On June 23, Britain voted to leave the European Union (EU), a move that has spurred volatility in global markets. As a member of the EU, Britain abides by European regulations, contributes to the European budget, and benefits from trade agreements and free movement of EU citizens. The Brexit stemmed from a smaller group of indivuals and their frustration in having to comply with these regulations, causing other political causes to join with the intention of limiting immigration.
The first half of June was shaky as the market braced for the uncertainty of a vote. The flight to safety caused yields to drop, but in the days leading up to the vote, there was a strong consensus that the 'remains' would come out on top, and the risk-on mentality came back into the market. However, on June 23, it became apparent that the 'leaves' would win, causing bond yields to drop significantly along with global equity markets and European and UK currencies.
With global markets fluctuating significantly, and in a time as volatile as we've seen in the past month, it is important to highlight the benefits of maintaining a well-diversified portfolio. At Invisor, by spreading out our holdings across several markets and rebalancing between them, we can off-set a lot of the downside risk we have in any particular market, and maintain our exposure to the upside potential.
Going forward, we expect hightened levels of volatility as Britain and Europe come to a new trade agreement. Unless Britain can secure something solid, they will have to continue to contend with contracts being lost, movement of jobs, a possible referendum in Scotland, and a potentially more restrictive border between Northern Ireland and the Republic of Ireland. The EU has an incentive to levy stiffer penalties on Britain for leaving, as they do not want to incentivize existing members to see this as an option.
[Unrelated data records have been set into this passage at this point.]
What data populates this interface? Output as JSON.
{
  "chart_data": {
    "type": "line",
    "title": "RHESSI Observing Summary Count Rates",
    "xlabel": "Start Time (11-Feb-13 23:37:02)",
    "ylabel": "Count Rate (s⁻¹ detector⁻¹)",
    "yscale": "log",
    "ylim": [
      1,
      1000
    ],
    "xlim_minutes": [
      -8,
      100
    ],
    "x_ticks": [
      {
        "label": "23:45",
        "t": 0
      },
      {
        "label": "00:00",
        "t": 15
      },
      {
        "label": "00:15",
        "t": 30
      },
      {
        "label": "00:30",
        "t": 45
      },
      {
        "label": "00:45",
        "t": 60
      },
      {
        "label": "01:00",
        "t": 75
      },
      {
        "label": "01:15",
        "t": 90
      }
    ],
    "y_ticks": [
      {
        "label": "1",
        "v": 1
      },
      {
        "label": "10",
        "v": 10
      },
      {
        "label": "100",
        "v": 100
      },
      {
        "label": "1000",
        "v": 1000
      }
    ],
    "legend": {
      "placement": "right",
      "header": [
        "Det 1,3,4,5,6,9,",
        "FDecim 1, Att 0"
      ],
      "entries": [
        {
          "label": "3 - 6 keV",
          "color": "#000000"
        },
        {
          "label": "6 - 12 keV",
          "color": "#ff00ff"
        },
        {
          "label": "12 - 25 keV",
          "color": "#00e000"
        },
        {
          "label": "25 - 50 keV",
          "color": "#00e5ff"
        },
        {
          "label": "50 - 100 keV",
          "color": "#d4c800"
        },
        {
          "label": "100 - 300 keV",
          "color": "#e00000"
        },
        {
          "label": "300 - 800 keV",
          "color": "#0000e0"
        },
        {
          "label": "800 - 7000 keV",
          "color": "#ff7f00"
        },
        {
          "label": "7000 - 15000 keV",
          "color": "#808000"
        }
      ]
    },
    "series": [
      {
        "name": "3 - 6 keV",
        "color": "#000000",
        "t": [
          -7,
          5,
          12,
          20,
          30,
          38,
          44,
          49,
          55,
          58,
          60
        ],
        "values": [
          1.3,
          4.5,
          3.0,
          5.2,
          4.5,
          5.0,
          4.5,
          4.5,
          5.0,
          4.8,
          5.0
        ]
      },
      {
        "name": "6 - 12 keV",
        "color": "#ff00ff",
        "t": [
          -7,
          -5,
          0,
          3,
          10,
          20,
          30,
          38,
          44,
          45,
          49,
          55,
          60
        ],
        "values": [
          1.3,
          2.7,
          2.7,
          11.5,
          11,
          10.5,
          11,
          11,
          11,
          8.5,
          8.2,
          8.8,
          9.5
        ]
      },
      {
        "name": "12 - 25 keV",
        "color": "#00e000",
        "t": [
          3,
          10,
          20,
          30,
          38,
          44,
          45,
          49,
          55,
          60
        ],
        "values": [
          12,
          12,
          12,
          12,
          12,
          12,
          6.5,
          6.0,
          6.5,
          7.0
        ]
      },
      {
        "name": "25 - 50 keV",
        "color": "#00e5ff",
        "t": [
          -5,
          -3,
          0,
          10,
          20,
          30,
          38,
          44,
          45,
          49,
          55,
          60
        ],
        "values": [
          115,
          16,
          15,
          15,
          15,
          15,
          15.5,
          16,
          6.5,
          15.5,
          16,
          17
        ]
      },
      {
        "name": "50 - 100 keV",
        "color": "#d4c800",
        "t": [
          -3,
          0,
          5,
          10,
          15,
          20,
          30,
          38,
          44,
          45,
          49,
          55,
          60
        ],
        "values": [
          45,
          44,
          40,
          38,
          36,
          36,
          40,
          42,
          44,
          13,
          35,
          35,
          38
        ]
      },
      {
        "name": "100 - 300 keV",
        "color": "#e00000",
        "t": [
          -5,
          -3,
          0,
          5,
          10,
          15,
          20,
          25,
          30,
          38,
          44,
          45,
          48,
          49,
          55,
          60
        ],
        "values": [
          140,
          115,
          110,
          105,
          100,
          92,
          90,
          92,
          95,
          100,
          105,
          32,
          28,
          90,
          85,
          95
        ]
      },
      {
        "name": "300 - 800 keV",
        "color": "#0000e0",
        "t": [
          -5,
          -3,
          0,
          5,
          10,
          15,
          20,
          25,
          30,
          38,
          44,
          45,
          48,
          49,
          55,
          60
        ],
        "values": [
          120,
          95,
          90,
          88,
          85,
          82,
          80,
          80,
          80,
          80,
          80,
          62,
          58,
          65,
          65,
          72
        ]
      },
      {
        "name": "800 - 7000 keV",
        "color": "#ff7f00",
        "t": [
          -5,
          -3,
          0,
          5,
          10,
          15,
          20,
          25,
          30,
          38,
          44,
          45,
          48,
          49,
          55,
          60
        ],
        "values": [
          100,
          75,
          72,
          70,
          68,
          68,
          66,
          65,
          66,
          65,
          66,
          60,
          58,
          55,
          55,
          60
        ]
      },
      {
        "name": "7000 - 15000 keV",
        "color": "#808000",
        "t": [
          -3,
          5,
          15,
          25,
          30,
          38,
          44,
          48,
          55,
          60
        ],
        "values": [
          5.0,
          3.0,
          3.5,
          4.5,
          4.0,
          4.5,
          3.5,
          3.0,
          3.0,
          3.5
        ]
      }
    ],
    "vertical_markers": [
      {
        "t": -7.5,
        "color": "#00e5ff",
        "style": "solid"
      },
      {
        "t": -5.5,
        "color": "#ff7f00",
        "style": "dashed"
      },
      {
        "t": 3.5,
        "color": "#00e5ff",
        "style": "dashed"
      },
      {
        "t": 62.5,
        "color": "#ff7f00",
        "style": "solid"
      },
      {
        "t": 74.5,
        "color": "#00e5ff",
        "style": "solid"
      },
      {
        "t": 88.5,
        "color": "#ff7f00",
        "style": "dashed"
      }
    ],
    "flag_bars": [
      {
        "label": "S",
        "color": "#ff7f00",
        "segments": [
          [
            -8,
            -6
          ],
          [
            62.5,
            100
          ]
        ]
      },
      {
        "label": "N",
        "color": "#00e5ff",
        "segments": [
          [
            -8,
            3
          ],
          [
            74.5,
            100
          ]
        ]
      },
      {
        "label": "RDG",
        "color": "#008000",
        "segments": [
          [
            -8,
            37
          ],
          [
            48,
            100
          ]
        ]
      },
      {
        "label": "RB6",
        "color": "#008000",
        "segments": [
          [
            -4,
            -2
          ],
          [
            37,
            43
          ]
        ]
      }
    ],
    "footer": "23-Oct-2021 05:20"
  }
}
Although the global economy will have to deal with this uncertainty, economic news over the past quarter has continued to remain solid in terms of manufacturing, home sales in the United States, and job growth.
As we saw in June, market fundamentals will continue to hold out as investors take advantage of mispricings and overreactions. This reminds us of the importance of staying steady in times of uncertainty, instead of selling when there are negative reactions, only to buy back when it's on its way back up. When we think of things from a long-term perspective, we're still in a risk-off mentality where there is a lot of cash on the sidelines. As we've said in the past, you want to be invested when this money finds its way back into the market.
Our message for long-term investors stays the same: stay invested, stick to your plan, and keep a well-diversified portfolio. It's going to help you in months like June when the market is volatile.